Karena pengaruhnya terhadap
pemilihan alat-alat pengukuran dan terhadap hakikat hubungan antara asessor dan
klien, maka sangat penting untuk memperoleh informasi mengenai usia siswa, usia
terjadinya ketunanetraannya, tingkat sisa penglihatan yang masih dimilikinya,
dan kehadiran kondisi-kondisi ketunaan lainnya jika ada.
Umur kalender dapat memberikan
petunjuk, meskipun tidak sepenuhnya reliabel, tentang keluasan dasar
pengetahuan siswa dan tentang jenis bahasa yang tepat baginya. Misalnya, dalam
upaya mengukur keterampilan membaca seorang anak usia enam tahun kita akan
menggunakan tes yang berbeda dengan tes yang dipergunakan bagi anak usia 15
tahun. Tetapi bukan hanya tingkat kesulitan isi tesnya yang berbeda untuk siswa
yang lebih tua; kita juga harus siap untuk mendiskusikan dengannya tujuan
pengetesan itu, menjelaskan apakah umpan balik dapat atau tidak dapat
diberikan, dan menjelaskan tentang perlunya menerapkan batas waktu. Dengan anak
kecil, biasanya tidak akan ada persoalan dalam hal penerimaannya terhadap otoritas
asesor, tetapi dengan siswa yang lebih tua soal pemberdayaan dan otonominya
harus memperoleh pengakuan jika anda ingin menumbuhkan lingkungan kooperatif
yang diperlukan.
Usia terjadinya ketunanetraan dan
sudah berapa lama ketunanetraan itu sudah disandangnya juga dapat berdampak
terhadap "apa" yang harus diteskan dan "bagaimana" cara
mengeteskannya. Anak usia empat tahun yang buta total sejak lahir yang
perkembangan sensorimotoriknya diases dengan skala Reynell Zinkin (Reynell,
1979) mungkin masih mengalami kesulitan dalam menyortir manik-manik ke dalam
dua kelompok ukuran (besar dan kecil) dan kemudian menyimpannya ke dalam gelas
besar dan gelas kecil, satu tugas yang dapat dilakukan oleh banyak anak awas
usia dua tahun dan oleh banyak anak low vision usia tiga tahun. Seorang siswa
usia 15 tahun yang baru menjadi tunanetra mungkin akan mengalami banyak
kesulitan dalam menguasai seluk-beluk tulisan Braille, dan oleh karenanya harus
diases dengan cara yang sangat berbeda dari teman sebayanya yang tunanetra
sejak lahir. Dalam masing-masing kasus, pemilihan tes dan cara penyajiannya
akan membutuhkan pertimbangan yang seksama, termasuk pertimbangan mengenai
apakah rubrik manual tes itu dapat diikuti secara ketat.

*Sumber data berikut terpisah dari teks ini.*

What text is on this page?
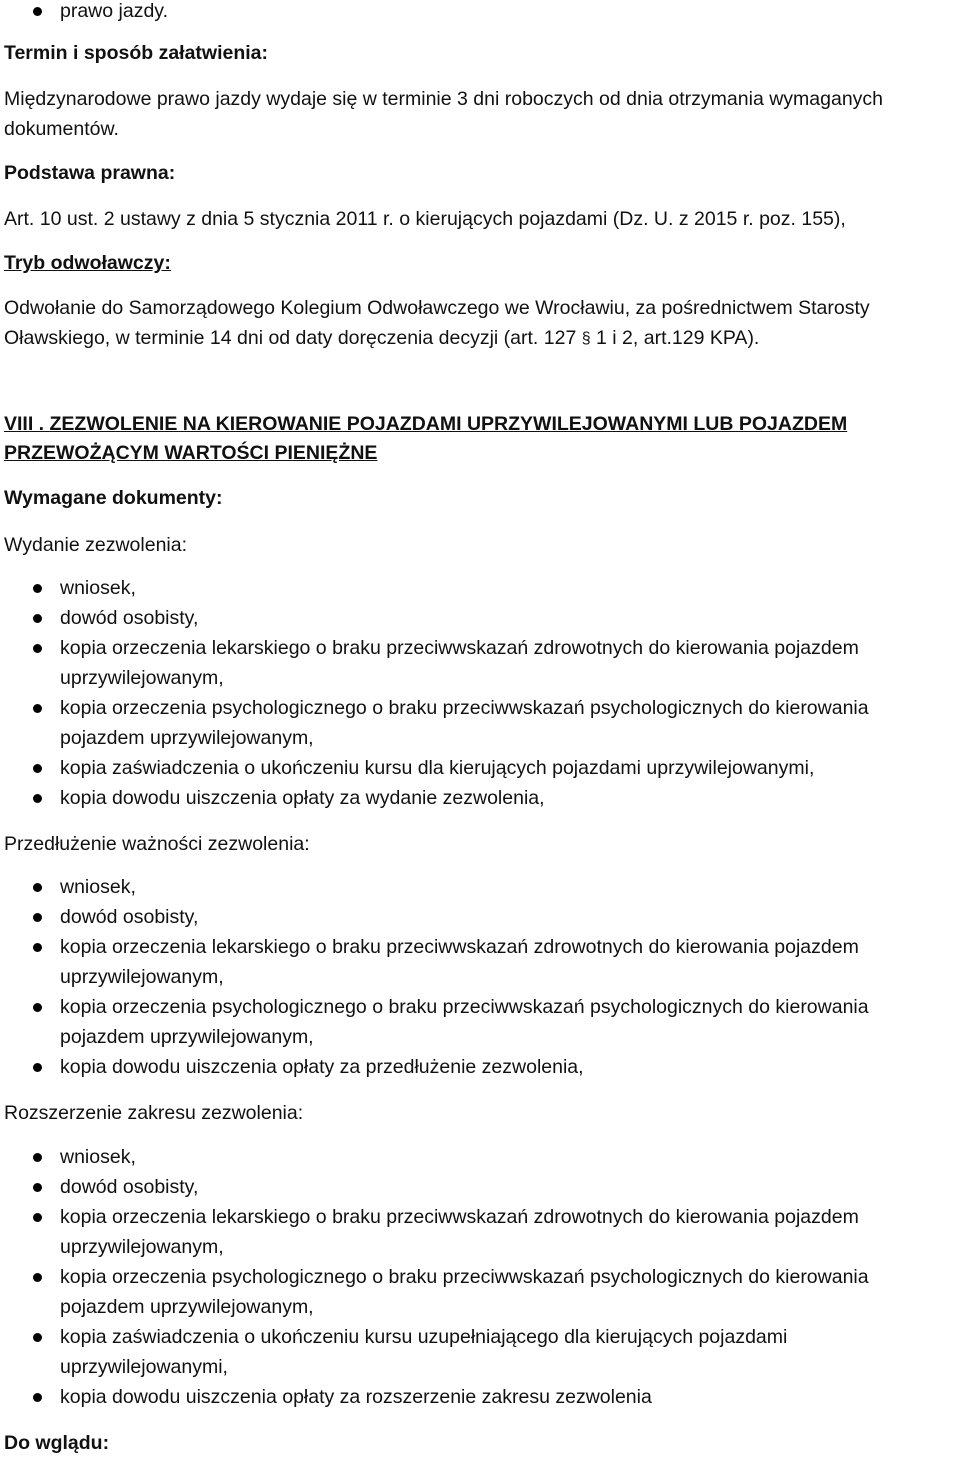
prawo jazdy.
Termin i sposób załatwienia:
Międzynarodowe prawo jazdy wydaje się w terminie 3 dni roboczych od dnia otrzymania wymaganych dokumentów.
Podstawa prawna:
Art. 10 ust. 2 ustawy z dnia 5 stycznia 2011 r. o kierujących pojazdami (Dz. U. z 2015 r. poz. 155),
Tryb odwoławczy:
Odwołanie do Samorządowego Kolegium Odwoławczego we Wrocławiu, za pośrednictwem Starosty Oławskiego, w terminie 14 dni od daty doręczenia decyzji (art. 127 § 1 i 2, art.129 KPA).
VIII . ZEZWOLENIE NA KIEROWANIE POJAZDAMI UPRZYWILEJOWANYMI LUB POJAZDEM PRZEWOŻĄCYM WARTOŚCI PIENIĘŻNE
Wymagane dokumenty:
Wydanie zezwolenia:
wniosek,
dowód osobisty,
kopia orzeczenia lekarskiego o braku przeciwwskazań zdrowotnych do kierowania pojazdem uprzywilejowanym,
kopia orzeczenia psychologicznego o braku przeciwwskazań psychologicznych do kierowania pojazdem uprzywilejowanym,
kopia zaświadczenia o ukończeniu kursu dla kierujących pojazdami uprzywilejowanymi,
kopia dowodu uiszczenia opłaty za wydanie zezwolenia,
Przedłużenie ważności zezwolenia:
wniosek,
dowód osobisty,
kopia orzeczenia lekarskiego o braku przeciwwskazań zdrowotnych do kierowania pojazdem uprzywilejowanym,
kopia orzeczenia psychologicznego o braku przeciwwskazań psychologicznych do kierowania pojazdem uprzywilejowanym,
kopia dowodu uiszczenia opłaty za przedłużenie zezwolenia,
Rozszerzenie zakresu zezwolenia:
wniosek,
dowód osobisty,
kopia orzeczenia lekarskiego o braku przeciwwskazań zdrowotnych do kierowania pojazdem uprzywilejowanym,
kopia orzeczenia psychologicznego o braku przeciwwskazań psychologicznych do kierowania pojazdem uprzywilejowanym,
kopia zaświadczenia o ukończeniu kursu uzupełniającego dla kierujących pojazdami uprzywilejowanymi,
kopia dowodu uiszczenia opłaty za rozszerzenie zakresu zezwolenia
Do wglądu:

Sebagian besar anak yang terdaftar
sebagai tunanetra masih memiliki sisa penglihatan yang mungkin bermanfaat, dan
wajib bagi seorang asesor untuk memahami seberapa banyak sisa penglihatan itu
dan untuk keperluan apa serta dalam kondisi cahaya bagaimana penglihatan itu
dapat dipergunakan. Tidak cukup bila hanya mengandalkan ketajaman penglihatan
yang diukur secara obyektif yang tercatat dalam berkas-berkas medisnya.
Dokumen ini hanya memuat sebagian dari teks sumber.